Verso la fine del 1918 (novembre) arrivarono anche alla fattoria degli emissari da Vladivostok ad Omsk, alla ricerca di prigionieri italiani, per convincerli a tornare in Italia, optando.
Così Giuseppe, lusingato dalle promesse e intimorito dalle ultime e incontrollabili violenze dei Rossi nelle vicinanze, decise di tornare nella sua Patria .
Cercò di convincere Anna a recarsi in Italia con lui e il bambino. Lei non ne voleva sapere, ed anche il resto della famiglia era contrario (era l’unico maschietto della famiglia). Ma alla fine si lasciò convincere, perché temeva per il bambino, in tempi così terribili. Lui, per convincerla meglio, le raccontò un mucchio di fandonie, che in Italia era ricco e aveva terre (“…in Italia ci sono mucche enormi che si mungono con la scala!”).
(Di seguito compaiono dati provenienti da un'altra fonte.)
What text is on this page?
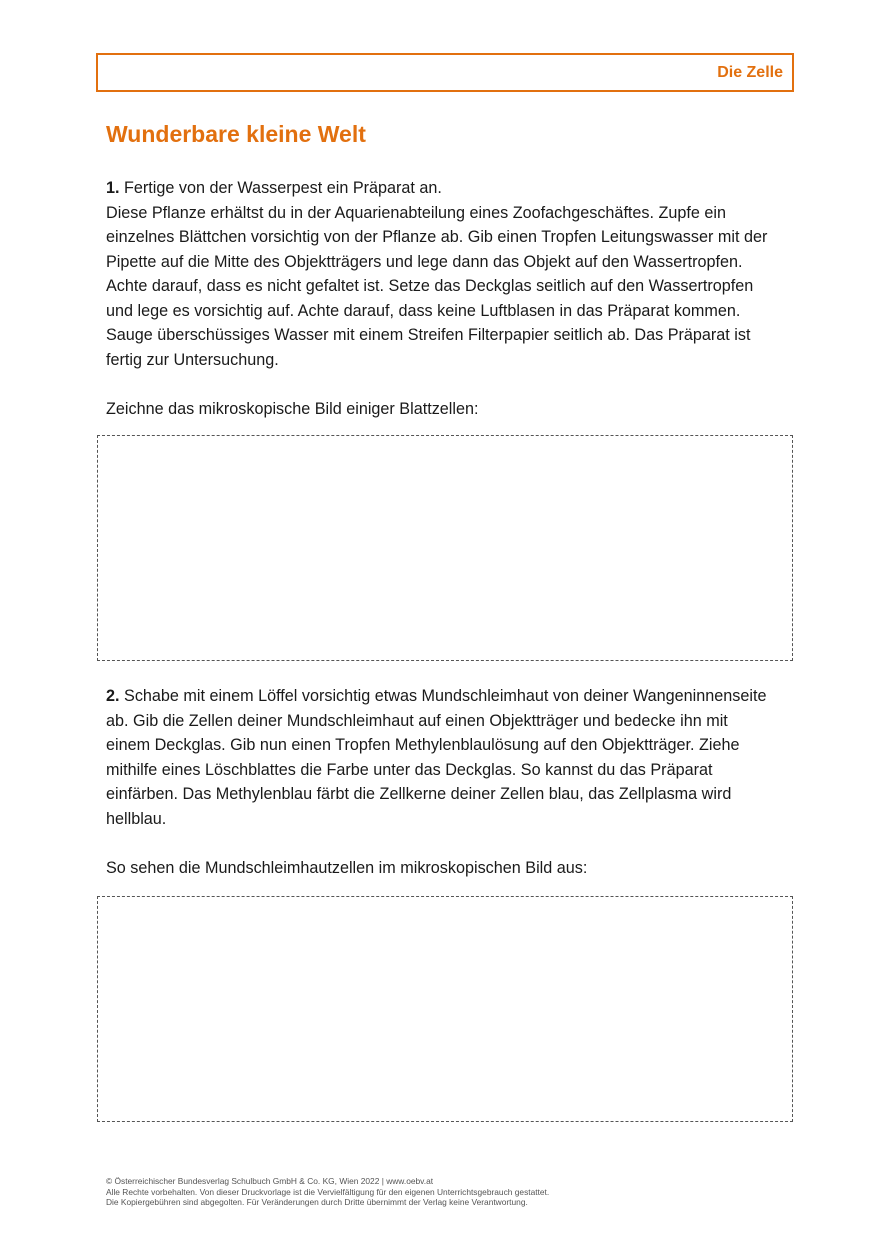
Die Zelle
Wunderbare kleine Welt
1. Fertige von der Wasserpest ein Präparat an.
Diese Pflanze erhältst du in der Aquarienabteilung eines Zoofachgeschäftes. Zupfe ein
einzelnes Blättchen vorsichtig von der Pflanze ab. Gib einen Tropfen Leitungswasser mit der
Pipette auf die Mitte des Objektträgers und lege dann das Objekt auf den Wassertropfen.
Achte darauf, dass es nicht gefaltet ist. Setze das Deckglas seitlich auf den Wassertropfen
und lege es vorsichtig auf. Achte darauf, dass keine Luftblasen in das Präparat kommen.
Sauge überschüssiges Wasser mit einem Streifen Filterpapier seitlich ab. Das Präparat ist
fertig zur Untersuchung.
Zeichne das mikroskopische Bild einiger Blattzellen:
2. Schabe mit einem Löffel vorsichtig etwas Mundschleimhaut von deiner Wangeninnenseite
ab. Gib die Zellen deiner Mundschleimhaut auf einen Objektträger und bedecke ihn mit
einem Deckglas. Gib nun einen Tropfen Methylenblaulösung auf den Objektträger. Ziehe
mithilfe eines Löschblattes die Farbe unter das Deckglas. So kannst du das Präparat
einfärben. Das Methylenblau färbt die Zellkerne deiner Zellen blau, das Zellplasma wird
hellblau.
So sehen die Mundschleimhautzellen im mikroskopischen Bild aus:
© Österreichischer Bundesverlag Schulbuch GmbH & Co. KG, Wien 2022 | www.oebv.at
Alle Rechte vorbehalten. Von dieser Druckvorlage ist die Vervielfältigung für den eigenen Unterrichtsgebrauch gestattet.
Die Kopiergebühren sind abgegolten. Für Veränderungen durch Dritte übernimmt der Verlag keine Verantwortung.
Verso marzo 1919 i tre si recarono con una tradotta a Vladivostok, assieme a migliaia di Italiani e inspiegabilmente, malgrado avesse con sé la moglie ed il bambino, Giuseppe decise di arruolarsi volontario a Vladivostok nella Legione Redenti della Siberia l’8 aprile ed il 12 settembre fu nominato Caporal Maggiore.
D’altra parte, avrebbe ricevuto una paga e forse pensava che in questo modo avrebbe raggiunto l’Italia in modo più veloce.
Furono alloggiati a Gornostai, il cui nome in russo significa “Ermellino”, un rione collinare di Vladivostok. La sera s’inerpicavano con la slitta carica di legna lungo la collina per raggiungere la loro abitazione, nelle caserme.
La situazione a Vladivostok era diventata pericolosissima, c’erano continui scontri e incursioni. Arruolarsi significava essere armati e fare azioni di Polizia in città e dintorni.
I Rossi, inoltre, nell’agosto 1919 cominciarono a vincere e ad avanzare verso la grande città. Ogni giorno, tenendo per mano il figlioletto, Anna si avvicinava al Corno d’Oro e scrutava il mare, quel mare che li avrebbe allontanati definitivamente dalla Terra in cui erano nati.
Riuscirono a partire da Vladivostok solo il 21 febbraio 1920, imbarcati sulla nave giapponese Texas Maru.
Oltre a loro s’imbarcarono 1200 soldati dei battaglioni rossi- Legione Redenta di Manera, 23 ufficiali della Legione Redenta, con altri ex prigionieri di guerra non optanti, al comando del Cap. Guassardo.